P.S.: It would have been my first day of returning to the office after the partial end of stay-home order in California had my brother not told me of a civil unrest situation in Downtown LA where my job was located; the subway station I always use was closed, and a curfew would be enforced in LA Counties starting from 6:00 PM, which would affect my returning home via trains.
Behind all this commotion lies another intermittently continuous police brutality exercised against the socially disenfranchised or marginalized – or to put it more blatantly – invisible, and therefore ignorable. The demonstrations were egged on by the inhumanly aggravated handling by the police of George Floyd, a former promising college basketball student who had eked out living by working as a security guard until he was laid off due to Covid-19 lockdown.

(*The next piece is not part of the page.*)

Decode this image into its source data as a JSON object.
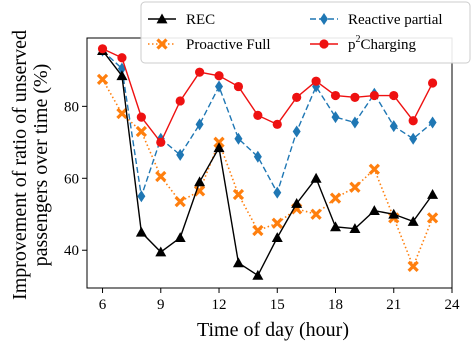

I don’t care what Floyd’s past sins are. I don’t need to know his character assessment to reason the initiation of Floyd’s arrestment by the police in the first place. What I see from the video of his undignified death posted on the New York Times attests to the manifestation of how prejudice aided by the unbridled zealous passion of the heated moment can lead to the destruction of humanity. The more I watch the tragedy, the more I see the man’s pathos and the oppressor’s inhumanity. How could you do that? This alone matters to me. Hence this poem is my elegy to Mr. Floyd.